When all signs of storm had cleared away, the apparently ill-matched husband and wife settled down to a life together that, if not rapturously delightful, was quite as placid and kindly and peaceful as the married life of most of us.

They did not see a great deal of each other, to be sure; but the hours that they spent together, being generally hours when Mr. Kingston was tired or unwell, and wanted to be nursed and cheered, and to have the papers read to him, had a homely sweetness and solace for Rachel not far removed from happiness.

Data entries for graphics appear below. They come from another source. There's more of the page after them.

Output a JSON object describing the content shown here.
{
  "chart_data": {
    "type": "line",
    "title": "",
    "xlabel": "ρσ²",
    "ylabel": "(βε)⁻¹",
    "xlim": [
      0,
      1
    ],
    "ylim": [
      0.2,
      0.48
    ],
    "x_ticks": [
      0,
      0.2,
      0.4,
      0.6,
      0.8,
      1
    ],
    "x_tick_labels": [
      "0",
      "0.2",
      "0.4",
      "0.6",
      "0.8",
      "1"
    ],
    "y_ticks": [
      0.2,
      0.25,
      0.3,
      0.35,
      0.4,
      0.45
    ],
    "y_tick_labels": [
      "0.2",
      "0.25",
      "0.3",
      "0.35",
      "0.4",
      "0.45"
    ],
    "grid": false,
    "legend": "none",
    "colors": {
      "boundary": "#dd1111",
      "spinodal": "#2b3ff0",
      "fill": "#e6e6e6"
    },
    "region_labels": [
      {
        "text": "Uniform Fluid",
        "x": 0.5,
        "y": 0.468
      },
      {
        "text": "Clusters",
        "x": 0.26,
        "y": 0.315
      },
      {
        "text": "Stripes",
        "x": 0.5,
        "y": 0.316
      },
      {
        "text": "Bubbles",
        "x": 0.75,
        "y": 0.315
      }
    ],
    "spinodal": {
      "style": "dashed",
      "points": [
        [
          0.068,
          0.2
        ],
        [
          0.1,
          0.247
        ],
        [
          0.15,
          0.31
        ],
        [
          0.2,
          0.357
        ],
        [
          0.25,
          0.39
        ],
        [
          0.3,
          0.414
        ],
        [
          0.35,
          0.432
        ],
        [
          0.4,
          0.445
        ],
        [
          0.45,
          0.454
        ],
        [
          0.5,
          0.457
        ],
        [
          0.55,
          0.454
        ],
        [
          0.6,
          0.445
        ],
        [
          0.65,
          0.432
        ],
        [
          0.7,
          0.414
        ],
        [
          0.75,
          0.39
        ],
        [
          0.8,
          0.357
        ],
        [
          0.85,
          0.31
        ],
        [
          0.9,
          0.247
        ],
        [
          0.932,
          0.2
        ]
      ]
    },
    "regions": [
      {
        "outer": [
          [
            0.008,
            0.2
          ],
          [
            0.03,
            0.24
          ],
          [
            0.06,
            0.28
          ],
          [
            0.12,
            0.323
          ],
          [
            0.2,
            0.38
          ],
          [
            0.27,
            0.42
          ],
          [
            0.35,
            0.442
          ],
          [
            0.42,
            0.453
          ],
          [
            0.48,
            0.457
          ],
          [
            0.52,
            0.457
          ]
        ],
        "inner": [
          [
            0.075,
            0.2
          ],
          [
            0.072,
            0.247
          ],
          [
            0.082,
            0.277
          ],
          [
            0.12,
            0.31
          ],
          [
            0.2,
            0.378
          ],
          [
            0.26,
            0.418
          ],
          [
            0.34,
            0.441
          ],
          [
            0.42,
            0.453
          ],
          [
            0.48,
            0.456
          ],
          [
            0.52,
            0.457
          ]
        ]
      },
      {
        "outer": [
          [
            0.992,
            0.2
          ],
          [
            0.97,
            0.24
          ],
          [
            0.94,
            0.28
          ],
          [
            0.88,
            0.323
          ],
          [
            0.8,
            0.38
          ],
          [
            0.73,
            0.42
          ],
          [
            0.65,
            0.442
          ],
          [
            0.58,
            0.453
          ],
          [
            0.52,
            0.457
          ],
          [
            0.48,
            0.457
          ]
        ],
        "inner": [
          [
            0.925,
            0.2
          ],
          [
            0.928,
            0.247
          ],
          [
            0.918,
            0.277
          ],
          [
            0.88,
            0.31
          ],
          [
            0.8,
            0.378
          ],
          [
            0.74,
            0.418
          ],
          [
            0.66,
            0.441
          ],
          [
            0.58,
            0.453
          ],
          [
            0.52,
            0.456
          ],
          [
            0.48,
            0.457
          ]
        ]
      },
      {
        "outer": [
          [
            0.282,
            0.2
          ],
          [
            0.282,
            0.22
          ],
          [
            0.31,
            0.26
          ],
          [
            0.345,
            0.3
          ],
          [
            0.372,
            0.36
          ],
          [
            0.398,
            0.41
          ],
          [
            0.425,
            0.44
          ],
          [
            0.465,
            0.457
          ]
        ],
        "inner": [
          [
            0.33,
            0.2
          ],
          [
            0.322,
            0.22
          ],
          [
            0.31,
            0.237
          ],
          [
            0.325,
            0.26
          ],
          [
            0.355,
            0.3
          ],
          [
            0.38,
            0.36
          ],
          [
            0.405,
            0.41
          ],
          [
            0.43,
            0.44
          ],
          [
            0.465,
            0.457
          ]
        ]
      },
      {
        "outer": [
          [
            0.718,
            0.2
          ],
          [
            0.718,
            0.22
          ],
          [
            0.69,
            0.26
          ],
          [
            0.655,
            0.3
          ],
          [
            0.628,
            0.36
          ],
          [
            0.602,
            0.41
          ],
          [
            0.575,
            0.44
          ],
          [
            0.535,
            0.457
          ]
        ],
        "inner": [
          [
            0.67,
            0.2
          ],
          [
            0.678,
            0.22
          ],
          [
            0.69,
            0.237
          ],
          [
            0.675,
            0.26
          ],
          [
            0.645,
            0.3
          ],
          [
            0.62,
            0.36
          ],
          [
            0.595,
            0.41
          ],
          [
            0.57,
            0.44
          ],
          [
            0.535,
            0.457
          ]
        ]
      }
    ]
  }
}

And then I am afraid it must be confessed that the house, and the wealth and luxury belonging to it, did comfort her a little.

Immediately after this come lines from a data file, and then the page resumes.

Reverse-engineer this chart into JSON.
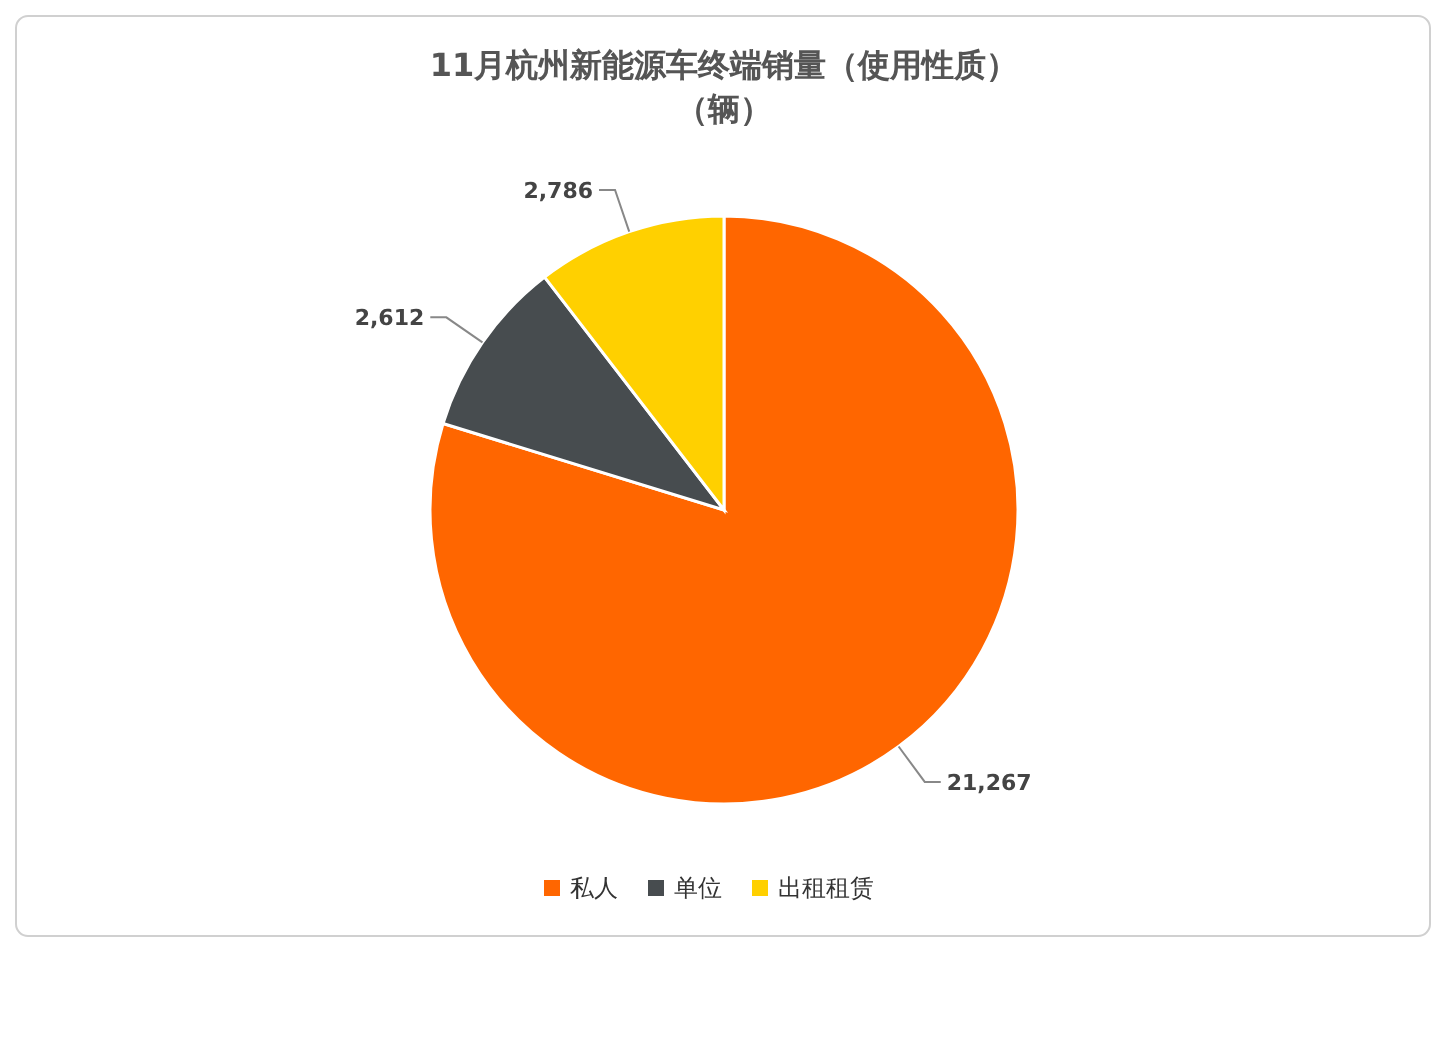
{
  "chart_data": {
    "type": "pie",
    "title": "11月杭州新能源车终端销量（使用性质）",
    "subtitle": "（辆）",
    "categories": [
      "私人",
      "单位",
      "出租租赁"
    ],
    "values": [
      21267,
      2612,
      2786
    ],
    "colors": [
      "#ff6600",
      "#474c4f",
      "#ffd000"
    ],
    "value_labels": [
      "21,267",
      "2,612",
      "2,786"
    ],
    "legend": "bottom"
  }
}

She was excessively unpretentious in her habits, and pure and simple in her tastes, but she had an intense appreciation of all those delicate personal refinements which womanly women love, and only those who have money, and plenty of it, can enjoy—of which years of sordid poverty had taught her the grace and value; and it was not possible to her, with her healthy sense of life, to refuse, even if she had wished, to absorb the fragrance and brightness of her social and material surroundings.

She revelled in her beautiful garden and in her spacious and artistic rooms; she loved her piano and her books and pictures, and her innumerable pretty things; she enjoyed her drives and her rides, and her visiting and her parties, and her operas and concerts, and her shopping expeditions—upon which no limitations were placed by her husband, who liked her to spend his money—with Laura and Beatrice.

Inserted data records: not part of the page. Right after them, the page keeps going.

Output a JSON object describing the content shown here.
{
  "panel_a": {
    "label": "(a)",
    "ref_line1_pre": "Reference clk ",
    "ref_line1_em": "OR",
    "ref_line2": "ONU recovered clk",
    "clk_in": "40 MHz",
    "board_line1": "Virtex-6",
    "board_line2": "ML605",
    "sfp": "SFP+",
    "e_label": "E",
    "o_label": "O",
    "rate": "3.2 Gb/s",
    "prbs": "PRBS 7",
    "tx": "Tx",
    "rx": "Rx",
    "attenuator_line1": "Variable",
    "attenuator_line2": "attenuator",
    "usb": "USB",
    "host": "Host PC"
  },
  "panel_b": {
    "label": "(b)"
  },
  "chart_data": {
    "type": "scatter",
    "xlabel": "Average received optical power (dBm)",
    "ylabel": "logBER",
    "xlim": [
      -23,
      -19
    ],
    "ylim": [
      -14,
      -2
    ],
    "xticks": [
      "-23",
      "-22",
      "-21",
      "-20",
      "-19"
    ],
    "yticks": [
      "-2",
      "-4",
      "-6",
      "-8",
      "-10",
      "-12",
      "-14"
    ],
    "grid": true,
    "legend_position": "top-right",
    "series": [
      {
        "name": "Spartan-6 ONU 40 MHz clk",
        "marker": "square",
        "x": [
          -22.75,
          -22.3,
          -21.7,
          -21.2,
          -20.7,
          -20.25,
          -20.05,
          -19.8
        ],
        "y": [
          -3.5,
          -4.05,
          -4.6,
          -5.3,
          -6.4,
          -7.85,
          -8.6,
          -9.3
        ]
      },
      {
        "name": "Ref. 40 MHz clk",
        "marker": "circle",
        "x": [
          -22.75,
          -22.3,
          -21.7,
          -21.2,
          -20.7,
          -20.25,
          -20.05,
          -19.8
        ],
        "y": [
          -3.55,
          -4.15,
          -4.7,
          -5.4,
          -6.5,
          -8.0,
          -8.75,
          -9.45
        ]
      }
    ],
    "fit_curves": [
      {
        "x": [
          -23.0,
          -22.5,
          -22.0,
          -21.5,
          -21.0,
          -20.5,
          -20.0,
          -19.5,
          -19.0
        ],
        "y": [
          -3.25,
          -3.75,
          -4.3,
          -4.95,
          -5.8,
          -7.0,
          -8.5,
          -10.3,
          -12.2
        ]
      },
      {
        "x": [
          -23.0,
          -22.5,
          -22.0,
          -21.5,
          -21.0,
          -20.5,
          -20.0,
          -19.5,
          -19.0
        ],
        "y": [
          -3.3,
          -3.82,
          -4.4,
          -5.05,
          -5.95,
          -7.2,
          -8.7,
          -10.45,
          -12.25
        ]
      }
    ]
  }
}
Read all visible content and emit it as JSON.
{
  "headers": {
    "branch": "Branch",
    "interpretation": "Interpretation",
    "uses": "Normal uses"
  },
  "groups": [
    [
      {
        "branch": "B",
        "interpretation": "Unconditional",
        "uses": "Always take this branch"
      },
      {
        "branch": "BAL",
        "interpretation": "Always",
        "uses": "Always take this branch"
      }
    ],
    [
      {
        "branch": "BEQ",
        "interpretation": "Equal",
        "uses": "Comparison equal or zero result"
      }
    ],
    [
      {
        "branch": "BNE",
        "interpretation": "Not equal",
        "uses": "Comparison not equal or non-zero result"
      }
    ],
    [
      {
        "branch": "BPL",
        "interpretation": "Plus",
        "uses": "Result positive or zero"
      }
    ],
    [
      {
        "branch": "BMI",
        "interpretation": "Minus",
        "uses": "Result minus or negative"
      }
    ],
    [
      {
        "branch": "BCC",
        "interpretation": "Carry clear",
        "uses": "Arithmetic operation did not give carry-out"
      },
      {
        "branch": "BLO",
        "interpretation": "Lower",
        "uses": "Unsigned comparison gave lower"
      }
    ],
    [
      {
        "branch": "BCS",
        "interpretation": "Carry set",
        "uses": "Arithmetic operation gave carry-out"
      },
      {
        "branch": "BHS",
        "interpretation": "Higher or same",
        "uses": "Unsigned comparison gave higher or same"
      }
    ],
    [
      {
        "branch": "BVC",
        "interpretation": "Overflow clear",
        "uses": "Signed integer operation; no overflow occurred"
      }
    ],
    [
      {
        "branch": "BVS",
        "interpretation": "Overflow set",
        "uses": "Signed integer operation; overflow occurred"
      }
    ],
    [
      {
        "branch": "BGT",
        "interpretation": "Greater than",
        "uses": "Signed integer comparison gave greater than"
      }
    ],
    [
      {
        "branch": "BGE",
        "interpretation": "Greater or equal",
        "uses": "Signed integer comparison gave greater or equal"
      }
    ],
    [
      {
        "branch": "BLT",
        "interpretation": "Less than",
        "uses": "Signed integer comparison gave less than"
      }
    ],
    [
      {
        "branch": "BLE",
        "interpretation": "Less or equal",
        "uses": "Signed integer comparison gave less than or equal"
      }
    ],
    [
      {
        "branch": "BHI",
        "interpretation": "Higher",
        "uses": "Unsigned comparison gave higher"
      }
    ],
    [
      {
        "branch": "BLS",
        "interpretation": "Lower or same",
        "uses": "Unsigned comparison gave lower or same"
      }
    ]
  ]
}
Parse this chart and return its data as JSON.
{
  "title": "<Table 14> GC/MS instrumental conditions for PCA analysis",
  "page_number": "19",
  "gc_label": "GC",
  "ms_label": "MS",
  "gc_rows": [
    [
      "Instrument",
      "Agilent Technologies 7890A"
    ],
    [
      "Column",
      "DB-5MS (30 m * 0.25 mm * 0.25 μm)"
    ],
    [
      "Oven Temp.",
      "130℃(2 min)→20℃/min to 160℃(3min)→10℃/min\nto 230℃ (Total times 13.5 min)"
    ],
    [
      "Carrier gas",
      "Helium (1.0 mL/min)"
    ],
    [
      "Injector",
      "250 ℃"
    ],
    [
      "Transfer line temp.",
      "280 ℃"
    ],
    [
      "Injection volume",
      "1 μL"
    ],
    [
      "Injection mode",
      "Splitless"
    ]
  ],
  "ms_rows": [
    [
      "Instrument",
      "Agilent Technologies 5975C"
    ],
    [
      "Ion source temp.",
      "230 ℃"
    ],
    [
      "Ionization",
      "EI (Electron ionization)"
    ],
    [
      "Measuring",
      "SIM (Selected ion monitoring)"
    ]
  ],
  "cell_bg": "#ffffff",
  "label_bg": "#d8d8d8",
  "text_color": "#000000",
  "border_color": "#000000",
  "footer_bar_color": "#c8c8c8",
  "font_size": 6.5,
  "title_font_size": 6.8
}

And, more than all, she delighted in the power which her position gave her of doing all kinds of helpful, unpretentious service to the poor and miserable, whom she seemed, by a sort of divining-rod, to discover in the most unexpected places.

Her husband would not allow her to make her large subscriptions to the public charities anonymously, nor would he consent to her taking invalids of the lower orders for drives, except upon unfrequented roads and in a generally surreptitious manner; and he strongly objected to her visiting poor people's cottages, and running risks of catching dirt and fever.

But she might make frocks for ragged children, and babyclothes for unprovided mothers, and scrap-books for the Alfred Hospital; she might load her carriage with wine and chicken broth every time she went out; she might spend a little fortune, as she did, in helping on benevolent enterprises of all sorts; and he only laughed at her for being a soft-hearted little goose, and triumphed over her when—as happened in five cases out of ten—she was proved to have been more or less flagrantly imposed upon and taken in.